Ecrit par labigsaphir

[ BLESSING ]

- C’est comment, Blessing ?

- Comment ça ?

- Ton téléphone sonne sans discontinuité depuis dix minutes.

- Oh ! Laisse ça comme ça.

- Mais pourquoi tu ne décroches pas ?

- Je vais décrocher après.

- Après comment ?

- Marimar, quel problème as-tu ?

- Aucun. Pourquoi ?

- Tchiiiiip !

Je me lève et vais décrocher le téléphone qui sonne dans la chambre, c’est surement mon homme.

UNE DIZAINE DE MINUTES PLUS TARD…

- Ok. Bonne journée, bébé…Je t’aime, moi aussi…Je vais faire comme tu as dit…Ok, ok…C’est compris…Bisous.

Je raccroche, souriante et rentre dans le séjour où je trouve Marimar en train de feuilleter un magazine. Elle le dépose en me sentant arriver, prend le portable sur la table et me le tend sans mot dire.

- Quoi ?

- Ton portable.

- Qu’a-t-il ?

- Tu as 30 appels en absence.

- Je rappellerais la personne plus tard, fais-je en m’asseyant lourdement sur le canapé.

- Savoir qui t’appelle, ne t’intéresse pas ?

- Marimar, c’est quoi ? As-tu un problème particulier ?

- Non, mais…

- Mais quoi ? Voudrais-tu déjà diriger ma vie ?

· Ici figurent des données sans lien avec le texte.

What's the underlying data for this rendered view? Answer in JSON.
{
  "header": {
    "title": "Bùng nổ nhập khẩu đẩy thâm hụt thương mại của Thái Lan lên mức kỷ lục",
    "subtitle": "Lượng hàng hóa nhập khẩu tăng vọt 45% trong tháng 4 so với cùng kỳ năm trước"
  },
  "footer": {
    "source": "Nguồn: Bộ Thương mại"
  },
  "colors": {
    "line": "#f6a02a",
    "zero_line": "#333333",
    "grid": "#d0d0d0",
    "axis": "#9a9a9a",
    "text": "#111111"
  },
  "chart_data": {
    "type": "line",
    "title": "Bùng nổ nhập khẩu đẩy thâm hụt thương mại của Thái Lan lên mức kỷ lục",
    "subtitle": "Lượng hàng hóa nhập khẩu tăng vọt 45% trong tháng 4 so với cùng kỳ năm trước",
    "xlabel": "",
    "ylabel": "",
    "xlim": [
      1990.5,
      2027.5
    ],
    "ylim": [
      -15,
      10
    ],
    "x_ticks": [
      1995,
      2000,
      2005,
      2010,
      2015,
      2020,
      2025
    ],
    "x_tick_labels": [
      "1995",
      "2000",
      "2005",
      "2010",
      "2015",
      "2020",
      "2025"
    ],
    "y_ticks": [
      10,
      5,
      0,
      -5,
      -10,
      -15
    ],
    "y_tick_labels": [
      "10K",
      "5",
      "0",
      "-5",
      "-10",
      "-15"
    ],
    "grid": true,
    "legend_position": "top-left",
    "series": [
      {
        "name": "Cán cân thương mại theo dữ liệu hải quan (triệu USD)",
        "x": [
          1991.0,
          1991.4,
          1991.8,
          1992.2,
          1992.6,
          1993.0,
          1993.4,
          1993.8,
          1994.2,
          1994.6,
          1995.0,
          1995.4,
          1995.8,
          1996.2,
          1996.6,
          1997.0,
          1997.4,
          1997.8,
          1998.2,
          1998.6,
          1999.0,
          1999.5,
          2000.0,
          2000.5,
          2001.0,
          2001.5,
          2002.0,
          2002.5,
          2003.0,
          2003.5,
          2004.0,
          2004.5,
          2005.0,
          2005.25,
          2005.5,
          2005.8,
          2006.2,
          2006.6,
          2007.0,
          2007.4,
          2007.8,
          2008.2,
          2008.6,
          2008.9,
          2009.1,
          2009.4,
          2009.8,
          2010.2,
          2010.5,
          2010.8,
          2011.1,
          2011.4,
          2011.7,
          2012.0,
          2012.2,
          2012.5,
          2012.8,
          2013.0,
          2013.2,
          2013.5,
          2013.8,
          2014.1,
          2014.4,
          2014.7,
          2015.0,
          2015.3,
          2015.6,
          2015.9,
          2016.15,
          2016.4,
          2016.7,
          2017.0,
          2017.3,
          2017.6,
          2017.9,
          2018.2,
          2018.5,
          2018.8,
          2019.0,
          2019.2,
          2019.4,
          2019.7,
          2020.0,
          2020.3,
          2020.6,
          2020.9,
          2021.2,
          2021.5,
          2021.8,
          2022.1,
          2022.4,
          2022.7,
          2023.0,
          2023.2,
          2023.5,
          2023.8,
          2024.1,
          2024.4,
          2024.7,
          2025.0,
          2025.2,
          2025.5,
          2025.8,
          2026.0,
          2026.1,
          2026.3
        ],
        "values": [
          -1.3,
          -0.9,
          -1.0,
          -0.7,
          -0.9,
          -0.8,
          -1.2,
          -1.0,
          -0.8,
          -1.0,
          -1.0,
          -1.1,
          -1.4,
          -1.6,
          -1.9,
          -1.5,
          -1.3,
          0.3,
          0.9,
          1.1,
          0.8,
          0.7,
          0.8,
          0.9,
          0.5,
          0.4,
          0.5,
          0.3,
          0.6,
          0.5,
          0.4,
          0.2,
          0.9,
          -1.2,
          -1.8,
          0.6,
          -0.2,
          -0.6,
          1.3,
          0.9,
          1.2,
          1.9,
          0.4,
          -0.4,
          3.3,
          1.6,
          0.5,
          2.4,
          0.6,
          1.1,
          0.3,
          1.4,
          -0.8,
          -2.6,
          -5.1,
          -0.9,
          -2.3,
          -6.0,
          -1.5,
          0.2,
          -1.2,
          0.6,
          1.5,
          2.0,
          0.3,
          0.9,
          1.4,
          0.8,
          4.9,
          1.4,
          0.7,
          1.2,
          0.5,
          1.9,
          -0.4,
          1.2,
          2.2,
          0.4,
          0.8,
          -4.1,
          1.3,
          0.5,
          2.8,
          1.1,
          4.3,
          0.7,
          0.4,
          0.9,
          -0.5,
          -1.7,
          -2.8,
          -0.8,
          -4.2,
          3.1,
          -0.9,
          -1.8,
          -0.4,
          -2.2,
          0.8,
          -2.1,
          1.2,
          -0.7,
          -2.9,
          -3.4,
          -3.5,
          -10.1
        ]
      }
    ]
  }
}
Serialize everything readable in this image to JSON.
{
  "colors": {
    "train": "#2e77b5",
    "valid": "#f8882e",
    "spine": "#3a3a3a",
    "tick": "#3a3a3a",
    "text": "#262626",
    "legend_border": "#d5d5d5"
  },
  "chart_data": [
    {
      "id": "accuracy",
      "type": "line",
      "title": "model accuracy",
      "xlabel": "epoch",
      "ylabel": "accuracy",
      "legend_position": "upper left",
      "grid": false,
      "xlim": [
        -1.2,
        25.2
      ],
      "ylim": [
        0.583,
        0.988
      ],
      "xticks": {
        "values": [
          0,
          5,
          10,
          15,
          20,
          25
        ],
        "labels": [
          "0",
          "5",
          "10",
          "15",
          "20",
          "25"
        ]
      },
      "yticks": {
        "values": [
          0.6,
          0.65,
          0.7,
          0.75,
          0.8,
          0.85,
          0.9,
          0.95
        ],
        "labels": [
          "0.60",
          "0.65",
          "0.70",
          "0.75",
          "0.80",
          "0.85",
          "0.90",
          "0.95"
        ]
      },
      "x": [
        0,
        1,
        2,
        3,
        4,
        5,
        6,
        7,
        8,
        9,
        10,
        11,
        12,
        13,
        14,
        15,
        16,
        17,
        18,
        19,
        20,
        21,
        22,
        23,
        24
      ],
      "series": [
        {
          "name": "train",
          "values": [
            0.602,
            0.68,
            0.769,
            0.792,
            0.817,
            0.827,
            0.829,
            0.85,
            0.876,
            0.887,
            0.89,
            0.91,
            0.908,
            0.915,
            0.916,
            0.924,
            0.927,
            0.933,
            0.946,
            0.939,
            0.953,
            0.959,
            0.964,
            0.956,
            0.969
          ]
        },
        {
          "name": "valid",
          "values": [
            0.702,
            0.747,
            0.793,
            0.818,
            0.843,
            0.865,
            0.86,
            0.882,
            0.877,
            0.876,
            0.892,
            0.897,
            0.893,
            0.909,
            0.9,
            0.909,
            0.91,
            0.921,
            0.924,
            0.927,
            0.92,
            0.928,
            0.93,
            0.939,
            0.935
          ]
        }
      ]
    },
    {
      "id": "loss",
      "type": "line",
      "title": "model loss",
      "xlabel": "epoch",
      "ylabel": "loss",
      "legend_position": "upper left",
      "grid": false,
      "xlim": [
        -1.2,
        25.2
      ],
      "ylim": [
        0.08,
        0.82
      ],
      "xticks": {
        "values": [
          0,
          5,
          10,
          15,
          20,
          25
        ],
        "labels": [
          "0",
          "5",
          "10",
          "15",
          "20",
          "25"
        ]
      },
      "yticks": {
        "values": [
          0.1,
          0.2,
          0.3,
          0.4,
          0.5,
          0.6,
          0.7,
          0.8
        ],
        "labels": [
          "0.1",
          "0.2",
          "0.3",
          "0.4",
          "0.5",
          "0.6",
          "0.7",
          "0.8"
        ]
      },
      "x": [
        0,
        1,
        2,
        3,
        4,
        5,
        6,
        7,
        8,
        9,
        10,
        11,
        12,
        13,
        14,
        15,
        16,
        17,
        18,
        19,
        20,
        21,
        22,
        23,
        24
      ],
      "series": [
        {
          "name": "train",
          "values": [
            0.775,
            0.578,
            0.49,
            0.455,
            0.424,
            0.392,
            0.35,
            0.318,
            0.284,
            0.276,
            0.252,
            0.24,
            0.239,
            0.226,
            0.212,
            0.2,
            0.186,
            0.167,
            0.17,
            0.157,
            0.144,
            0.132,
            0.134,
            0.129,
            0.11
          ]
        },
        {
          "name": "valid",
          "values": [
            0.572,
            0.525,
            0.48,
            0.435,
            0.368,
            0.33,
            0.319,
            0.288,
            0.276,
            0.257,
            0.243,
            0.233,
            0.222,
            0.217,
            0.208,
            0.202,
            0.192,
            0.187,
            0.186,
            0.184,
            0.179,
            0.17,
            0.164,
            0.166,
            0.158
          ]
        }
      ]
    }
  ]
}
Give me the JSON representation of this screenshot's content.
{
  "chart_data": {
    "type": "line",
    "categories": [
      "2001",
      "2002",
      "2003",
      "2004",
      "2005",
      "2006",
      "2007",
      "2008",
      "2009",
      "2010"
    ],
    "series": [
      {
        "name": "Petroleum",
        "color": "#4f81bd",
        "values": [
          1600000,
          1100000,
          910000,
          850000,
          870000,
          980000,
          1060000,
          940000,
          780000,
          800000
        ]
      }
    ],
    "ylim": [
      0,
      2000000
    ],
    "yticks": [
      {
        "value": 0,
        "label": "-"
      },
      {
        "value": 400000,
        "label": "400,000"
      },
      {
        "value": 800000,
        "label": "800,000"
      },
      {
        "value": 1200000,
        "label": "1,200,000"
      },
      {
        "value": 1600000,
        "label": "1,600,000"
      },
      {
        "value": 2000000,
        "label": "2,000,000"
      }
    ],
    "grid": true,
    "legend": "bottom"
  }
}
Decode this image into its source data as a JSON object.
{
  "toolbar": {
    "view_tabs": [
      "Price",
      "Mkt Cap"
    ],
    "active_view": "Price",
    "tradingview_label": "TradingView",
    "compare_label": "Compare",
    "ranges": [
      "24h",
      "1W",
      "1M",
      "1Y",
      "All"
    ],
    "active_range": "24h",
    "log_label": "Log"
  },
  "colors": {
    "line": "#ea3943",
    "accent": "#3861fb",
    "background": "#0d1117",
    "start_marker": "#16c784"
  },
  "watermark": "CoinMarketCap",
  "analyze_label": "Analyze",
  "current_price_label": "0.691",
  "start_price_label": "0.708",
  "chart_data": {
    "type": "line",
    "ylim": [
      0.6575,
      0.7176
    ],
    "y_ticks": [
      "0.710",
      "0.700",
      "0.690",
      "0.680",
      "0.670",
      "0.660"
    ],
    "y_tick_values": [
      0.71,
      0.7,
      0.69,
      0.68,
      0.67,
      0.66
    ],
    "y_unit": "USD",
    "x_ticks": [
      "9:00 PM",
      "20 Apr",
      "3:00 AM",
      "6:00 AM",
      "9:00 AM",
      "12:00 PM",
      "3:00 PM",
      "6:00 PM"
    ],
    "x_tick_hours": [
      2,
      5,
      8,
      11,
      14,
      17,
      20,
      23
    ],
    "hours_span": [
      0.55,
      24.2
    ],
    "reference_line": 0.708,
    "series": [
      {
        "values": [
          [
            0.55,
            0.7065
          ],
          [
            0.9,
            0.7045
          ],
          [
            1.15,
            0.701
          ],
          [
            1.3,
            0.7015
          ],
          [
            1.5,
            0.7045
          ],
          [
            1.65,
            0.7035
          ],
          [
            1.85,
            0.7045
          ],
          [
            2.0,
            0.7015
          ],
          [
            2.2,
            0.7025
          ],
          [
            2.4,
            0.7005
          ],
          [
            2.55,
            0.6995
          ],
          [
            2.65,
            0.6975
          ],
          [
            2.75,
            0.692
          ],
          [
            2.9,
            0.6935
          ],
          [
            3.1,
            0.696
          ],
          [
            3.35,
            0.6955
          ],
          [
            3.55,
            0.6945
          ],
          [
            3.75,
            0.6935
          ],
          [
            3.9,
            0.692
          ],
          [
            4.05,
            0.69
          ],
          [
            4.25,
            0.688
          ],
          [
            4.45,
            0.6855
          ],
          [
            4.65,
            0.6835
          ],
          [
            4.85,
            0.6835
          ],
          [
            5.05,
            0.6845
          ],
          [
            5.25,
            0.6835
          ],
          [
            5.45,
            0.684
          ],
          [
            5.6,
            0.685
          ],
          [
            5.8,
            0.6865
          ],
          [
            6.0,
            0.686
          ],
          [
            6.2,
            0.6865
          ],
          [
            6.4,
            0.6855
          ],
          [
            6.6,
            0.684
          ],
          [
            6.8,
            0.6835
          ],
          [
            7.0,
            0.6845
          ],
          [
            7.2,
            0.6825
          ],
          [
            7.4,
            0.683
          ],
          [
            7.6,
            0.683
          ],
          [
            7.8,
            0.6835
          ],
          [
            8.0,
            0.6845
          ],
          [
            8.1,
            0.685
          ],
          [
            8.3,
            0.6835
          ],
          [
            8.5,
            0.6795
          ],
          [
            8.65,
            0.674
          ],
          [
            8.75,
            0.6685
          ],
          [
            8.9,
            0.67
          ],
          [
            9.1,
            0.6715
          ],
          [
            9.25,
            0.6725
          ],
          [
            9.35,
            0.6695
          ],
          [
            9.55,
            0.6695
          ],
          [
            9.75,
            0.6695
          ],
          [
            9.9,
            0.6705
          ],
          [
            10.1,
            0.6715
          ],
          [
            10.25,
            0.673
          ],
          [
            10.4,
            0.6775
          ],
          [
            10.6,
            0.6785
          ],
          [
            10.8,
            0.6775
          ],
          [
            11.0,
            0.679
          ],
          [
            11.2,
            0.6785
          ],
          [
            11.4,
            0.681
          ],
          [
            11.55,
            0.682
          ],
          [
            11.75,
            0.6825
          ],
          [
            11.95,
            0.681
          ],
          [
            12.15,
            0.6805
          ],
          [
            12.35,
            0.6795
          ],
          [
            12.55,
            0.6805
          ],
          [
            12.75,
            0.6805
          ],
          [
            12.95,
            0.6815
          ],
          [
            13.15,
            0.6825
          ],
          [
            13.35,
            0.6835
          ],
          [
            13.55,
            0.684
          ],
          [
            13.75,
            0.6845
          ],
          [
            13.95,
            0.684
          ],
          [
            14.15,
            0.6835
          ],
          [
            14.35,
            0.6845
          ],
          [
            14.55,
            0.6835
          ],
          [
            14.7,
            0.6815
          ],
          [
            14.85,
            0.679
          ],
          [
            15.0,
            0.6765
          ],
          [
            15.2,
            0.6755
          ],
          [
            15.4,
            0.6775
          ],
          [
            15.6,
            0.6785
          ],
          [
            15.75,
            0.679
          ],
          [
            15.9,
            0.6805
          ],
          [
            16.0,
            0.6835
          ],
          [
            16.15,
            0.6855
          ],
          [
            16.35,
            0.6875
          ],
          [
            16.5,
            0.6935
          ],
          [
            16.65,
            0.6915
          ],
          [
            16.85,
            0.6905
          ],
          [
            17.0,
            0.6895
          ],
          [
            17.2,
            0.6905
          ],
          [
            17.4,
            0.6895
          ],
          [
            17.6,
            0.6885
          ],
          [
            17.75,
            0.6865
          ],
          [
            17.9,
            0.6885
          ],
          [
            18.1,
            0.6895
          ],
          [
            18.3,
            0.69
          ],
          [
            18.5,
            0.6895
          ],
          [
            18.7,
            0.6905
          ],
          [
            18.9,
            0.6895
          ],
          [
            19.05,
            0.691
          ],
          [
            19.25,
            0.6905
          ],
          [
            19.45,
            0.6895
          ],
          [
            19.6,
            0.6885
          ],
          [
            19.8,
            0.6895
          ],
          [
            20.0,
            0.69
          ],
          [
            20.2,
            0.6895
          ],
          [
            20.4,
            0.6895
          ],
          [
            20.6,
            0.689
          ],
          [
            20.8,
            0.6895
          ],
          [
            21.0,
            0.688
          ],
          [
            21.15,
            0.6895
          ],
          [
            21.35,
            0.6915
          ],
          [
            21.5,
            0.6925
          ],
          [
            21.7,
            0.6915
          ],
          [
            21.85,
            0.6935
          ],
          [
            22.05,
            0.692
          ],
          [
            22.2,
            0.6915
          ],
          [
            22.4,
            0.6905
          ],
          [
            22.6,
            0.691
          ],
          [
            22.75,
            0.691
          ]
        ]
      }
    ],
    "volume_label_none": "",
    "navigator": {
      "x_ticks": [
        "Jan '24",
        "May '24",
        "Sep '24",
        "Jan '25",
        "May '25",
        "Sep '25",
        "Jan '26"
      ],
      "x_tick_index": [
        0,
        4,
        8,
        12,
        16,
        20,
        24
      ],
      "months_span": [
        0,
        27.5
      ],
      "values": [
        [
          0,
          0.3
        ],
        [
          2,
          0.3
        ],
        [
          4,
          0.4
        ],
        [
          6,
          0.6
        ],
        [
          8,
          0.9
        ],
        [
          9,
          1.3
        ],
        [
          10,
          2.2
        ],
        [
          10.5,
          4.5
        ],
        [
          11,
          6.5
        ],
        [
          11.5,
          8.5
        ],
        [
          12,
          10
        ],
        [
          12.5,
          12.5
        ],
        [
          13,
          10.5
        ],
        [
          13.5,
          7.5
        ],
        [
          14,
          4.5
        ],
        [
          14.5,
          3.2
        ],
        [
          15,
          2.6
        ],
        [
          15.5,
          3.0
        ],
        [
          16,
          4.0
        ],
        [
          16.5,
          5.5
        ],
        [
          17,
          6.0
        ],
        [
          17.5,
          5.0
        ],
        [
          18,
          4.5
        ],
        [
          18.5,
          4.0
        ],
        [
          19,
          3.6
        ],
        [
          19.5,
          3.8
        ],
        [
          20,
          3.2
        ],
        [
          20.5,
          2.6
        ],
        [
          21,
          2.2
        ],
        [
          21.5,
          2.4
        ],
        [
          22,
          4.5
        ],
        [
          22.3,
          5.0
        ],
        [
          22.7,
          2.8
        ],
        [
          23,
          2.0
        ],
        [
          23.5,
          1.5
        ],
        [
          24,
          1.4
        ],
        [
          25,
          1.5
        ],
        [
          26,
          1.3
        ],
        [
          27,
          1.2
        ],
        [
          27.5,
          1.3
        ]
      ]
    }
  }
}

- Non, mais c’est ta mère, Blessing ! Il s’agit de ta mère.

- Et alors ?

- C’est ta mère !

- L’aimes-tu pus que moi ?

- Non, mais c’est ta mère !

- Marimar, va voir ailleurs si j’y suis !

- Que t’arrive-t-il ?

- Marimar, va-t’en !

- Blessing, est-ce à moi que tu t’adresses ?

- Oui !

- Après tout ce que nous avons traversé ?

- Et alors ? Te suis-je redevable à vie ?

- Blessing, qu’est-ce qui t’arrive ? C’est après plus d’un avec avec Malick à vivre dans l’opulence que tu changes ?

- Blessing, que t’arrive-t-il ? J’ai du mal à te reconnaitre.

Elle se lève, arpente la pièce, puis récupère son sac à mains sur la table avant de revenir vers moi.

- Blessing, le chemin que tu es à prendre n’est pas le bon.

- Quel chemin ? Chacun construit son bonheur comme il l’entend.

- Humm, Blessing. Crois-tu pouvoir être heureuse toute seule ? A quoi te serviront toutes les richesses si tu n’as personne autour de toi ?

- …

- J’ai l’impression que tu fais intentionnellement le vide autour de toi.

- Marimar, s’il te plait !

- C’est bon, je m’en vais ! Mais Blessing, dis-toi que tu le regretteras.

- Amen ! Sainte Marimar a parlé.

Elle se tourne, martèle le sol de ses talons et quitte ma maison en piaffant.

- Je m’en fous ! Criai-je à peine la porte fermée.

Je me laisse aller sur le sofa, prends le mobile sur la table et soupire constatant les appels en absence de ma mère.

- Allo, maman.

- Oui, Blessing ; je mets le haut-parleur.

- Tu as essayé de me joindre.

- Mais oui, Blessing. Comment vas-tu, ma fille ?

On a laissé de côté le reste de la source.